EXHIBIT D TO THE NON-QUALIFIED STOCK OPTION GRANT NOTICE

Contract Categories: Business Finance - Stock Agreements
EX-10.8 8 a40436exv10w8.htm EXHIBIT 10.8 exv10w8
 

Exhibit 10.8
EXHIBIT D TO THE NON-QUALIFIED STOCK OPTION GRANT NOTICE
TERMS AND CONDITIONS
ADDENDUM FOR EMPLOYEES IN ITALY
May 2008
     Pursuant to the Non-Qualified Stock Option Grant Notice to which this addendum is attached (the “Grant Notice”), Allergan, Inc. (the “Company”) granted to the participant specified on the Grant Notice (“Participant”) an option under the Allergan, Inc. 2008 Incentive Award Plan (the “Plan”) to purchase the number of shares of the Company’s common stock, par value $0.01 per share (“Stock”), indicated in the Grant Notice, subject to a general set of terms and conditions attached as “Exhibit A” to the Grant Notice (the “Terms”), the terms and conditions of the Grant Notice and the Plan, and the terms and conditions set forth in this addendum. The provisions of this addendum form an integral part of the Terms. The provisions of the Plan, the Grant Notice and the Terms that do not contradict the provisions of this addendum shall remain applicable.

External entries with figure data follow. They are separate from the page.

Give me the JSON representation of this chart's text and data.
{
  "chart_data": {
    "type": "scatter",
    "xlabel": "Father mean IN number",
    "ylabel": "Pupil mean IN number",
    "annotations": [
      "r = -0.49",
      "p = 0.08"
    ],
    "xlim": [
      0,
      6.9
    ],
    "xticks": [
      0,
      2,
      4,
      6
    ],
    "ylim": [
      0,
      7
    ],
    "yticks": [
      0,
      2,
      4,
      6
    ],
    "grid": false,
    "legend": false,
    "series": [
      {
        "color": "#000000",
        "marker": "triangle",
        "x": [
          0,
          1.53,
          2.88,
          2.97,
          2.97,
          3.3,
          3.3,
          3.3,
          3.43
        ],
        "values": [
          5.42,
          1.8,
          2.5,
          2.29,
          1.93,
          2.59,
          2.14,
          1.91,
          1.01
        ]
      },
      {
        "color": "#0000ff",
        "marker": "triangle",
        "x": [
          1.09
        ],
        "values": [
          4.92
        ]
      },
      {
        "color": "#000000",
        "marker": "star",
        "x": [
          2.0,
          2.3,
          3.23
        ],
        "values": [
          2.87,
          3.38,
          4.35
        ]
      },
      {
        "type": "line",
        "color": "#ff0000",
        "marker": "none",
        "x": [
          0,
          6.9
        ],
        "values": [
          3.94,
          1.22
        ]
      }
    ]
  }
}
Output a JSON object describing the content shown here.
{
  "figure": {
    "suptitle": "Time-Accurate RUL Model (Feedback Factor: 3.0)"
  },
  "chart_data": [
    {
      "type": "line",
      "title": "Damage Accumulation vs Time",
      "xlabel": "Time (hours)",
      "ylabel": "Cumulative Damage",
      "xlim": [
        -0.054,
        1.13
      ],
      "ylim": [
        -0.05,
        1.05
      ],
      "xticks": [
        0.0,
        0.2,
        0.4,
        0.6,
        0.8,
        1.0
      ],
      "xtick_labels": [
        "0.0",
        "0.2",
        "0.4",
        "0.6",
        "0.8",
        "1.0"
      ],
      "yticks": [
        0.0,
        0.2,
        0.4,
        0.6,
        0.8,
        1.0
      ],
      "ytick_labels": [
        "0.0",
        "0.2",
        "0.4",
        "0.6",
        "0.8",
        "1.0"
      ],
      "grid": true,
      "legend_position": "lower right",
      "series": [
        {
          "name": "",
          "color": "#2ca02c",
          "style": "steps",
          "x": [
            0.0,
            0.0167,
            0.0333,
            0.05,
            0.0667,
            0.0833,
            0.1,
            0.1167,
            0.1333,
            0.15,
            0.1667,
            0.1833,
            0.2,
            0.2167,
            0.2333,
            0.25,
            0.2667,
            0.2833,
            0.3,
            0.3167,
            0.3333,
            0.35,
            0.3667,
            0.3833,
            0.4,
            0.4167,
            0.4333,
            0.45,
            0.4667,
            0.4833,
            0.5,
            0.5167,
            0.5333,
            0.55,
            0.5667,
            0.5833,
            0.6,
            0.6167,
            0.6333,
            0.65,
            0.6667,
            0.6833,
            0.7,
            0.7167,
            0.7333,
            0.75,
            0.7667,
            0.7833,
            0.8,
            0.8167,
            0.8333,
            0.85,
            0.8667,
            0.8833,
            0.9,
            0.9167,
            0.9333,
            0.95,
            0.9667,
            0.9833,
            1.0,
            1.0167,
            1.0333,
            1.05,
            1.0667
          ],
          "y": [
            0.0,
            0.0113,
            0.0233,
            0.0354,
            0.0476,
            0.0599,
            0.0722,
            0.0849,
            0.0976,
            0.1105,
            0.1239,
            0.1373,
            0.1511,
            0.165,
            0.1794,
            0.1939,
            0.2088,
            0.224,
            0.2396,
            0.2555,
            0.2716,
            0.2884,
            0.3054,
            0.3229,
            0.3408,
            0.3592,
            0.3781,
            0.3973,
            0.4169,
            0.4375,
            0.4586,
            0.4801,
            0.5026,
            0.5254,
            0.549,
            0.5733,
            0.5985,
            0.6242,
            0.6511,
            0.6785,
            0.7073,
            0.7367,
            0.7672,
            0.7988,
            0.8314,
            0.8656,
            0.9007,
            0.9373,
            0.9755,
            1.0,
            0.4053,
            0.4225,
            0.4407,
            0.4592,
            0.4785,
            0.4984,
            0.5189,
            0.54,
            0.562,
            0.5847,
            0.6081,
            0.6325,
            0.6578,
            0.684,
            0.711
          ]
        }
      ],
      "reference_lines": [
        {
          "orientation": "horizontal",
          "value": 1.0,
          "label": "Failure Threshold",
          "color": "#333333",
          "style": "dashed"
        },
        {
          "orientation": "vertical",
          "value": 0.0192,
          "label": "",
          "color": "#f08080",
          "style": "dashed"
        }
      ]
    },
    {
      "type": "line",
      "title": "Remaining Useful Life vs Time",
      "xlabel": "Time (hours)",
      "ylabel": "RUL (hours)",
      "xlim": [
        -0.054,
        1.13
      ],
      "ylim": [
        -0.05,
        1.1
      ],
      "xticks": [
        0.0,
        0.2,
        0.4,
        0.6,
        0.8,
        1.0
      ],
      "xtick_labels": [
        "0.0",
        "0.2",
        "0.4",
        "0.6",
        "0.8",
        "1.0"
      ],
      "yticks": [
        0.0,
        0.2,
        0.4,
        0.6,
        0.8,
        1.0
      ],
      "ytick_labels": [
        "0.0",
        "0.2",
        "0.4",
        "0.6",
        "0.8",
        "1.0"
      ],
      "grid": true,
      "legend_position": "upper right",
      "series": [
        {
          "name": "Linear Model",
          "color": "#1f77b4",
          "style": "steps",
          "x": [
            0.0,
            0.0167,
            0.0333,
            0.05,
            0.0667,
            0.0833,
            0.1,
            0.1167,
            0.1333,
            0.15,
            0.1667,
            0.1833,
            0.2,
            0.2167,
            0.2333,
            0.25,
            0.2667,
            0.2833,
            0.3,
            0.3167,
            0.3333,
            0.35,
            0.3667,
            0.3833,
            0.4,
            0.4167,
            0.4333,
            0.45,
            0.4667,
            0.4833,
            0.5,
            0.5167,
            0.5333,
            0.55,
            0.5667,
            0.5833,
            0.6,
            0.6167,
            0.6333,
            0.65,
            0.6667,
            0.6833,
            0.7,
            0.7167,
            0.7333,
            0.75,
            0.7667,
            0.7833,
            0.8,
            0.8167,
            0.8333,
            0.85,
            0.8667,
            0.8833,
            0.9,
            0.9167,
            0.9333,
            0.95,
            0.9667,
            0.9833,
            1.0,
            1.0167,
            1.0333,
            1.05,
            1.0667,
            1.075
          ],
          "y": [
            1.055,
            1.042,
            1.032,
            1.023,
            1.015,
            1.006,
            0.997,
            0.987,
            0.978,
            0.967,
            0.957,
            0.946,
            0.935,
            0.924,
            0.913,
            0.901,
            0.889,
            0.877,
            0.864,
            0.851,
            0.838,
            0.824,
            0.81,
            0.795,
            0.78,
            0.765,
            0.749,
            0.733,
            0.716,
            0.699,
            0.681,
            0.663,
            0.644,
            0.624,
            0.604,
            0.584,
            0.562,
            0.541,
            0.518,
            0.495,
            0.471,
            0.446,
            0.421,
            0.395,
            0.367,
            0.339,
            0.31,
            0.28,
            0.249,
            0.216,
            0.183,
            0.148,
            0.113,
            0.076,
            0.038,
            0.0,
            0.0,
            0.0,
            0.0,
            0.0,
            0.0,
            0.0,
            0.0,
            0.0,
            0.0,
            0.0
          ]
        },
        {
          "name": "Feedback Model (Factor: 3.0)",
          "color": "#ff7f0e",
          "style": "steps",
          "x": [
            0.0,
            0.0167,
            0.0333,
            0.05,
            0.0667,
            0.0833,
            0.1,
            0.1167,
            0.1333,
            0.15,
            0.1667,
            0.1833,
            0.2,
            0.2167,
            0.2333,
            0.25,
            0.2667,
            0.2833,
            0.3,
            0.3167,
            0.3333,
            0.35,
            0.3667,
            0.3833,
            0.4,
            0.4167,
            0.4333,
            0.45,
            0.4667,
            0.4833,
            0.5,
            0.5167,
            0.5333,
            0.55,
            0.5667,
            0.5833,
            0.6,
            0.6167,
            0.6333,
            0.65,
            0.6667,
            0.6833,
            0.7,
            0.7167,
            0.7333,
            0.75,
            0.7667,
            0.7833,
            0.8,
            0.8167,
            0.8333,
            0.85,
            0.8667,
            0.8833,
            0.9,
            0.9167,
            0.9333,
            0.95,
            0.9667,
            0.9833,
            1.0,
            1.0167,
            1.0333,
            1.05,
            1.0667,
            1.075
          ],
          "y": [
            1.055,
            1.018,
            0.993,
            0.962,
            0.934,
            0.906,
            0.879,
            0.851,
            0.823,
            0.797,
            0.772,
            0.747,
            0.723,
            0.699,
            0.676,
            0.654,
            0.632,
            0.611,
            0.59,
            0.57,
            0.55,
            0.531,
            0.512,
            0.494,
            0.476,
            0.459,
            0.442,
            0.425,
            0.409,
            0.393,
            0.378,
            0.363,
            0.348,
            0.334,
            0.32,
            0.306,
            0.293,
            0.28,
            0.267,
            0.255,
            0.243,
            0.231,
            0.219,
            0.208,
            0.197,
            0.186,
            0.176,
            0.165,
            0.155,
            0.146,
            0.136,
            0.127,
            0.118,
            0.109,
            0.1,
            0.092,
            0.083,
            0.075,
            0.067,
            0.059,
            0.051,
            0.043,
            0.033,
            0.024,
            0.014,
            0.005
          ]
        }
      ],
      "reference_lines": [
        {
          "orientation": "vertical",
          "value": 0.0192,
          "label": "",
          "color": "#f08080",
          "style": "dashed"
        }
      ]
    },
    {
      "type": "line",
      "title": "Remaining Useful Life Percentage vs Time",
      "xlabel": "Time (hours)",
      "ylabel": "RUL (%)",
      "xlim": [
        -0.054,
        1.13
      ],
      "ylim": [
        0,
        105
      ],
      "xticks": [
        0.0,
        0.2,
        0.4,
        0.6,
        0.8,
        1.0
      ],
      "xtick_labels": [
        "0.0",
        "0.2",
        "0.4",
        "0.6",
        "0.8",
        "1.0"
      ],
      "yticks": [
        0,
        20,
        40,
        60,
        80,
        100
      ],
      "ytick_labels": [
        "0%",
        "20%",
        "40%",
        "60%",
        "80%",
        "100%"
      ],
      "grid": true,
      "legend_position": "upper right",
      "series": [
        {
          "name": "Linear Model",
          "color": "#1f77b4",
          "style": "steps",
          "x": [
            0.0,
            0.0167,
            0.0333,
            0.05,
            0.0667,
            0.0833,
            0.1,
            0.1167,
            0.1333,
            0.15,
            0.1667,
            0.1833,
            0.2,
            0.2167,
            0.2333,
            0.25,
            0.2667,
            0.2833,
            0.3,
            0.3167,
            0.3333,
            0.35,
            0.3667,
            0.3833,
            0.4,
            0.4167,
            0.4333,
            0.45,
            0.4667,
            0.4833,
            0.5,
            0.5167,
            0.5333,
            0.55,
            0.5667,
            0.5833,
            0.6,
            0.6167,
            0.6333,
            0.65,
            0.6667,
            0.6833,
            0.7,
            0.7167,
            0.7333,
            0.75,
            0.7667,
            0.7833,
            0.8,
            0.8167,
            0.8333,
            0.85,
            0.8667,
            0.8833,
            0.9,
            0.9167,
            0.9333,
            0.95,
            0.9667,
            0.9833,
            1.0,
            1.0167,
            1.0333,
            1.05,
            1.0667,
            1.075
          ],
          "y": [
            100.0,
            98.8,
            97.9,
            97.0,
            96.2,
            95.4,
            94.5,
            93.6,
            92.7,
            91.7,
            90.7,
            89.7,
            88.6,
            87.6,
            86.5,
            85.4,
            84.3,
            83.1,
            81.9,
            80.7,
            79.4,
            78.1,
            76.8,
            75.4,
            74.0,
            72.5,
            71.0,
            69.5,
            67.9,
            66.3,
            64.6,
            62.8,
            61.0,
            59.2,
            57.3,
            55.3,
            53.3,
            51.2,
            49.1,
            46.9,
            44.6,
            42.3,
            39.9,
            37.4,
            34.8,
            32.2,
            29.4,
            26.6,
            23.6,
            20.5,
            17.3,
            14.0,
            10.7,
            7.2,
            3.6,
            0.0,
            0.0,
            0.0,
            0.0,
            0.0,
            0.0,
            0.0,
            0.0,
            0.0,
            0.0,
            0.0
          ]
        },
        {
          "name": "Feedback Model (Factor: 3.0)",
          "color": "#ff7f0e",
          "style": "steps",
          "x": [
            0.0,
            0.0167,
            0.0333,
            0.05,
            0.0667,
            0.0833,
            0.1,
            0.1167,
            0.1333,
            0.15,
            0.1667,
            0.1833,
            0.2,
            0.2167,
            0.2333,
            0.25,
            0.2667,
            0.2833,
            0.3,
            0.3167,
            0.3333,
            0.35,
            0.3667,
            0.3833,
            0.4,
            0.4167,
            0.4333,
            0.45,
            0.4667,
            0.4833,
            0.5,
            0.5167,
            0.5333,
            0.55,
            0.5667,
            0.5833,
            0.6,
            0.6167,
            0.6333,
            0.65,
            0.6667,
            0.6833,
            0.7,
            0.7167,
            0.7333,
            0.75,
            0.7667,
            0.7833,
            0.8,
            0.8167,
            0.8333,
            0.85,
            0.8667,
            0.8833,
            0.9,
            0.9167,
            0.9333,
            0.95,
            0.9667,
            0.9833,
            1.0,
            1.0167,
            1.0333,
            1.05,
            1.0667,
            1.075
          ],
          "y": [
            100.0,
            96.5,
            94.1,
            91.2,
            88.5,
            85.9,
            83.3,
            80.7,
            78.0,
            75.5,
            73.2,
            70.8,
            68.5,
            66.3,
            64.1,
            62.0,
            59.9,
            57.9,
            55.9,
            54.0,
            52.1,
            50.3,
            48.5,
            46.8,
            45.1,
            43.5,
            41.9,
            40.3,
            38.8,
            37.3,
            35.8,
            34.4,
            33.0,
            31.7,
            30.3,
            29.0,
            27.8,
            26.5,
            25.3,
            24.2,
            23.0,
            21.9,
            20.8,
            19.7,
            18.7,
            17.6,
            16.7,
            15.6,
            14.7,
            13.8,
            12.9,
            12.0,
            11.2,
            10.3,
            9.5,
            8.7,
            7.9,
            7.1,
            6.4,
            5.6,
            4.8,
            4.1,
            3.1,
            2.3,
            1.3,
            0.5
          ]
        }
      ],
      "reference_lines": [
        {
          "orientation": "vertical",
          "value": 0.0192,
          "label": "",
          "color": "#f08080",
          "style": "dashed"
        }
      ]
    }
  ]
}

     Capitalized terms not specifically defined herein shall have the meanings specified in the Plan.
1.   Acquired Rights.
    The grant of the Option to Participant was wholly at the discretion of the Administrator and neither Participant’s receipt of the Option nor any other option or award imposes any obligation on the Administrator or the Company to grant Participant any additional awards under the Plan in the future.
 
    The value or benefits derived from the Option shall not be taken into account in computing the amount of Participant’s salary or other compensation for the purposes of determining any pension, retirement or other benefits.
 
    No account shall be taken of actual or further grants of options or other awards under the Plan for the purposes of any redundancy payments or for the purposes of any claim for compensation resulting from loss of employment in any way whatsoever.
 
    Nothing in the Plan or in any document of any type executed pursuant to the Plan or relating to the Option shall confer upon Participant any right to continue in the employ or service of the Company, or shall affect the right of the Company to terminate the employment or service of Participant at any time for any or no reason or shall impose upon the Company any liability for any forfeiture, lapse or termination of the Option that may result from any such termination.
4.   Currency. All calculations under the Plan shall be prepared based on U.S. dollars. Amounts denominated in any currency other than U.S. dollars shall be converted into U.S. dollars on the basis of the Exchange Rate in effect on the relevant date. The “Exchange Rate” shall be the rate at which the relevant currency is converted into U.S. Dollars, as reported on the relevant date in The Wall Street Journal (or such other reliable source as may be selected from time to time by the Administrator in its discretion).
 
5.   Other Terms. The provisions of this Terms and Conditions Addendum for Employees in Italy shall supersede any provisions to the contrary in the Grant Notice, the Terms or the Plan.